Kesternich: Lehmschwalben ehren Ex-Mariechen Simone

Kesternich: Lehmschwalben ehren Ex-Mariechen Simone

Im Rahmen eines stimmungsvollen Frühschoppens ehrten die „Kester Lehmschwalbe“ besonders verdiente Mitglieder aus ihren Reihen. Am Sonntag feierten im Festzelt viele befreundete Karnevalsgesellschaften mit der KG Kester Lehmschwalben.

Erfreut begrüßte Rolf Schneider, der Präsident, die vielen Aktiven nach dem Einmarsch. Sein besonderer Gruß galt Bürgermeister, Karl-Heinz Hermanns: „Da unser Prinz den Schlüssel des Bauamts bekommen hat, haben wir sofort das Teeren der Zufahrt hier zu unserem Sport- und Kulturzentrum in Auftrag gegeben“, verkündete Rolf Schneider. Auch den Ortsvorsteher Ulrich Offermann, begrüßte er herzlich sowie auch den stellvertretenden Städteregionsrat Hans-Josef Hilsenbeck.

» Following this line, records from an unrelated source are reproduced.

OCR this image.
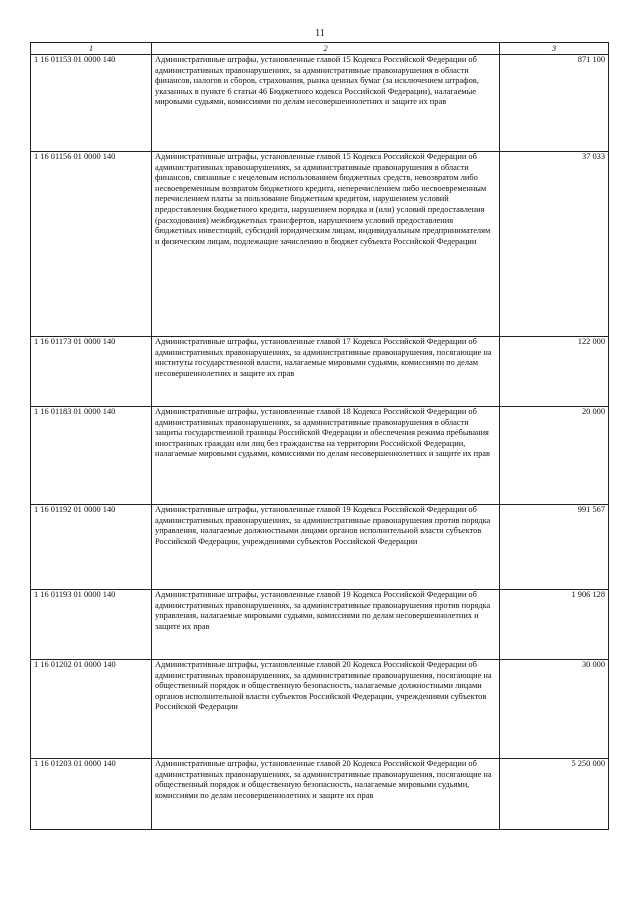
11
1	2	3
1 16 01153 01 0000 140	Административные штрафы, установленные главой 15 Кодекса Российской Федерации об административных правонарушениях, за административные правонарушения в области финансов, налогов и сборов, страхования, рынка ценных бумаг (за исключением штрафов, указанных в пункте 6 статьи 46 Бюджетного кодекса Российской Федерации), налагаемые мировыми судьями, комиссиями по делам несовершеннолетних и защите их прав	871 100
1 16 01156 01 0000 140	Административные штрафы, установленные главой 15 Кодекса Российской Федерации об административных правонарушениях, за административные правонарушения в области финансов, связанные с нецелевым использованием бюджетных средств, невозвратом либо несвоевременным возвратом бюджетного кредита, неперечислением либо несвоевременным перечислением платы за пользование бюджетным кредитом, нарушением условий предоставления бюджетного кредита, нарушением порядка и (или) условий предоставления (расходования) межбюджетных трансфертов, нарушением условий предоставления бюджетных инвестиций, субсидий юридическим лицам, индивидуальным предпринимателям и физическим лицам, подлежащие зачислению в бюджет субъекта Российской Федерации	37 033
1 16 01173 01 0000 140	Административные штрафы, установленные главой 17 Кодекса Российской Федерации об административных правонарушениях, за административные правонарушения, посягающие на институты государственной власти, налагаемые мировыми судьями, комиссиями по делам несовершеннолетних и защите их прав	122 000
1 16 01183 01 0000 140	Административные штрафы, установленные главой 18 Кодекса Российской Федерации об административных правонарушениях, за административные правонарушения в области защиты государственной границы Российской Федерации и обеспечения режима пребывания иностранных граждан или лиц без гражданства на территории Российской Федерации, налагаемые мировыми судьями, комиссиями по делам несовершеннолетних и защите их прав	20 000
1 16 01192 01 0000 140	Административные штрафы, установленные главой 19 Кодекса Российской Федерации об административных правонарушениях, за административные правонарушения против порядка управления, налагаемые должностными лицами органов исполнительной власти субъектов Российской Федерации, учреждениями субъектов Российской Федерации	991 567
1 16 01193 01 0000 140	Административные штрафы, установленные главой 19 Кодекса Российской Федерации об административных правонарушениях, за административные правонарушения против порядка управления, налагаемые мировыми судьями, комиссиями по делам несовершеннолетних и защите их прав	1 906 128
1 16 01202 01 0000 140	Административные штрафы, установленные главой 20 Кодекса Российской Федерации об административных правонарушениях, за административные правонарушения, посягающие на общественный порядок и общественную безопасность, налагаемые должностными лицами органов исполнительной власти субъектов Российской Федерации, учреждениями субъектов Российской Федерации	30 000
1 16 01203 01 0000 140	Административные штрафы, установленные главой 20 Кодекса Российской Федерации об административных правонарушениях, за административные правонарушения, посягающие на общественный порядок и общественную безопасность, налагаемые мировыми судьями, комиссиями по делам несовершеннолетних и защите их прав	5 250 000
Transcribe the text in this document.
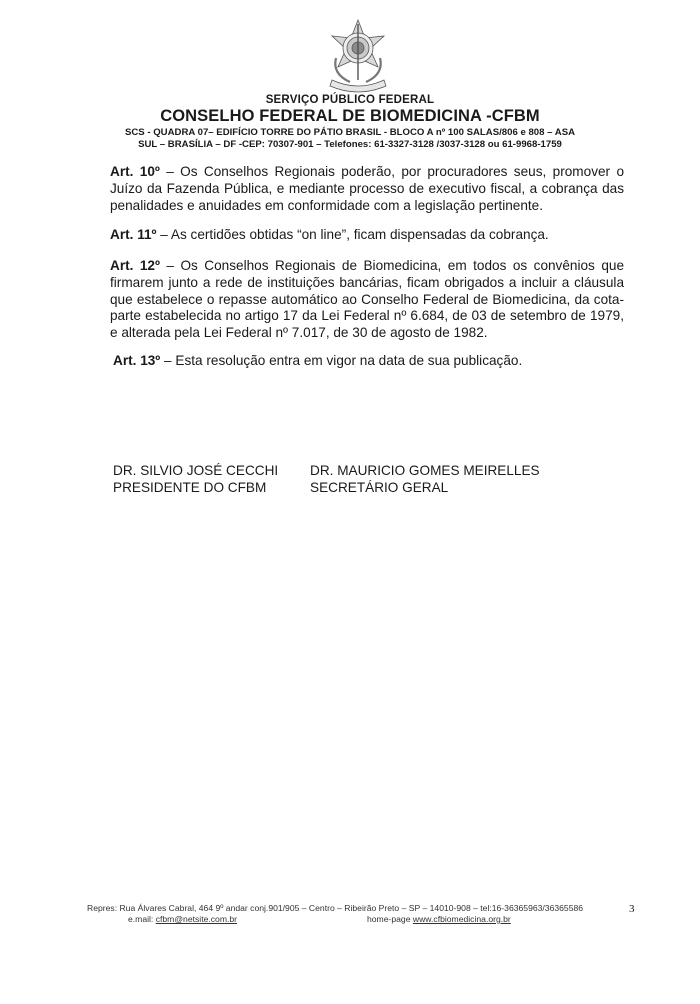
SERVIÇO PÚBLICO FEDERAL
CONSELHO FEDERAL DE BIOMEDICINA -CFBM
SCS - QUADRA 07– EDIFÍCIO TORRE DO PÁTIO BRASIL - BLOCO A nº 100 SALAS/806 e 808 – ASA
SUL – BRASÍLIA – DF -CEP: 70307-901 – Telefones: 61-3327-3128 /3037-3128 ou 61-9968-1759
Art. 10º – Os Conselhos Regionais poderão, por procuradores seus, promover o Juízo da Fazenda Pública, e mediante processo de executivo fiscal, a cobrança das penalidades e anuidades em conformidade com a legislação pertinente.
Art. 11º – As certidões obtidas “on line”, ficam dispensadas da cobrança.
Art. 12º – Os Conselhos Regionais de Biomedicina, em todos os convênios que firmarem junto a rede de instituições bancárias, ficam obrigados a incluir a cláusula que estabelece o repasse automático ao Conselho Federal de Biomedicina, da cota-parte estabelecida no artigo 17 da Lei Federal nº 6.684, de 03 de setembro de 1979, e alterada pela Lei Federal nº 7.017, de 30 de agosto de 1982.
Art. 13º – Esta resolução entra em vigor na data de sua publicação.
DR. SILVIO JOSÉ CECCHI
PRESIDENTE DO CFBM
DR. MAURICIO GOMES MEIRELLES
SECRETÁRIO GERAL
Repres: Rua Álvares Cabral, 464 9º andar conj.901/905 – Centro – Ribeirão Preto – SP – 14010-908 – tel:16-36365963/36365586
e.mail: cfbm@netsite.com.br	home-page www.cfbiomedicina.org.br
3
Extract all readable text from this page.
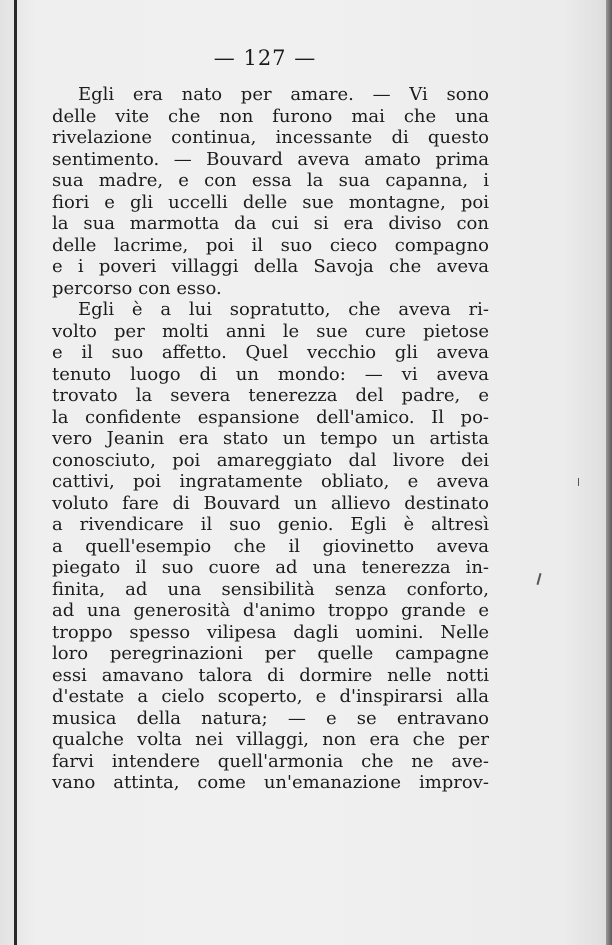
— 127 —
Egli era nato per amare. — Vi sono
delle vite che non furono mai che una
rivelazione continua, incessante di questo
sentimento. — Bouvard aveva amato prima
sua madre, e con essa la sua capanna, i
fiori e gli uccelli delle sue montagne, poi
la sua marmotta da cui si era diviso con
delle lacrime, poi il suo cieco compagno
e i poveri villaggi della Savoja che aveva
percorso con esso.
Egli è a lui sopratutto, che aveva ri-
volto per molti anni le sue cure pietose
e il suo affetto. Quel vecchio gli aveva
tenuto luogo di un mondo: — vi aveva
trovato la severa tenerezza del padre, e
la confidente espansione dell'amico. Il po-
vero Jeanin era stato un tempo un artista
conosciuto, poi amareggiato dal livore dei
cattivi, poi ingratamente obliato, e aveva
voluto fare di Bouvard un allievo destinato
a rivendicare il suo genio. Egli è altresì
a quell'esempio che il giovinetto aveva
piegato il suo cuore ad una tenerezza in-
finita, ad una sensibilità senza conforto,
ad una generosità d'animo troppo grande e
troppo spesso vilipesa dagli uomini. Nelle
loro peregrinazioni per quelle campagne
essi amavano talora di dormire nelle notti
d'estate a cielo scoperto, e d'inspirarsi alla
musica della natura; — e se entravano
qualche volta nei villaggi, non era che per
farvi intendere quell'armonia che ne ave-
vano attinta, come un'emanazione improv-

Für langjährige aktive Tätigkeit in der KG verlieh der Präsident folgende Orden: Janina Pirsich erhielt für fünfjähriges Mitmachen in der Tanzgarde den Treueorden. Funkengardist Holger Quack erhielt den Narrenorden für elfjährige aktive Mitgliedschaft. Und Michael Siebertz, der zweite Vorsitzende, wurde für 25 Jahre aktive Mitgliedschaft besonders ausgezeichnet.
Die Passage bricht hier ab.